Firstly, to get the most of this blog you need to be sure you understand the basics of nutrition. I encourage you to re-visit my previous blogs on basics of nutrition, sugar, and fats and the Q&A on high protein diets. For the most part, the same basic nutrition principles apply to those who do high levels of activity and athletes. Eat a varied diet of fruits and vegetables, whole grains, healthy fats, and lean protein. If you do this, you should meet the daily recommendations for all your macro and micronutrients.
In this blog, I will run through some of the principles of exercise metabolism and how this impacts nutritional needs. I want you to better understand what is fuelling your body during exercise (mainly carbs!). I will then go through how you can assess your own nutritional needs based on your activity.

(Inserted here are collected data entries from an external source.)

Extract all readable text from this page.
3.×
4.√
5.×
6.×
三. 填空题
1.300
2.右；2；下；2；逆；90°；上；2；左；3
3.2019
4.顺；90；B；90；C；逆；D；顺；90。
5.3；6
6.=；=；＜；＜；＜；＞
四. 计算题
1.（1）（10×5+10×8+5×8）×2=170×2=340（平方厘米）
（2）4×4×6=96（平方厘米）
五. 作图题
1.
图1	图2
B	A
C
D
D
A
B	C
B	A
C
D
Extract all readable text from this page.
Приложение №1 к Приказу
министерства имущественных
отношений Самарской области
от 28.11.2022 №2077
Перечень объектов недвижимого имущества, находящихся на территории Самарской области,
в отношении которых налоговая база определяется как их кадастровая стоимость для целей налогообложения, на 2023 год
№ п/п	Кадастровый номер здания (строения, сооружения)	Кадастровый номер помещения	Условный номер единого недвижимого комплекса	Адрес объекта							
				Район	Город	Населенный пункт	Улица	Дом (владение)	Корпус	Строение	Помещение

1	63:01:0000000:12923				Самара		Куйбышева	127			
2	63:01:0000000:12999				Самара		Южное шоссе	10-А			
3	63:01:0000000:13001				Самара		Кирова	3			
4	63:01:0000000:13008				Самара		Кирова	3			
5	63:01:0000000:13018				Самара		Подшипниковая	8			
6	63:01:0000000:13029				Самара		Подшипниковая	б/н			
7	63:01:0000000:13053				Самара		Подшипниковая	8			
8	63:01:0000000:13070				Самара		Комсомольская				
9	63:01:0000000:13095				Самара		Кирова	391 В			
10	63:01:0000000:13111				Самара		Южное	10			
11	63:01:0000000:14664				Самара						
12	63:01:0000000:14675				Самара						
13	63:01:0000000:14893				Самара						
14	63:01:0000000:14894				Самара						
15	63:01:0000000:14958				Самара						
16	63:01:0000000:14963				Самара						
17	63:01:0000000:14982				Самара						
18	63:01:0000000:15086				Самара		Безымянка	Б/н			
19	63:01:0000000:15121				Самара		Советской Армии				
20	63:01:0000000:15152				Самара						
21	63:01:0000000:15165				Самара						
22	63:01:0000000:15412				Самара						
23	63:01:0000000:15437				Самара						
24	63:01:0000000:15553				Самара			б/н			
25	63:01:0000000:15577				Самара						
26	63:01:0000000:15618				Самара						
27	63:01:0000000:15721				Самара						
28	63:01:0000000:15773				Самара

Before I begin, it’s important to point out there are various levels of physically activity ranging from casual exercisers, weekend warriors, fitness buffs, and up to high performance athletes. Therefore, sports nutrition is not a ‘one size fits all’ prescription and needs must be adapted to your particular situation. For example, it’s highly unlikely you need energy gels/drinks during your daily pilates class, however, a marathon runner benefits greatly from these products while training intensely. Recommendations vary greatly because sports and/or physical activities vary so much, making it difficult to encompass the needs of everyone into a generic formula.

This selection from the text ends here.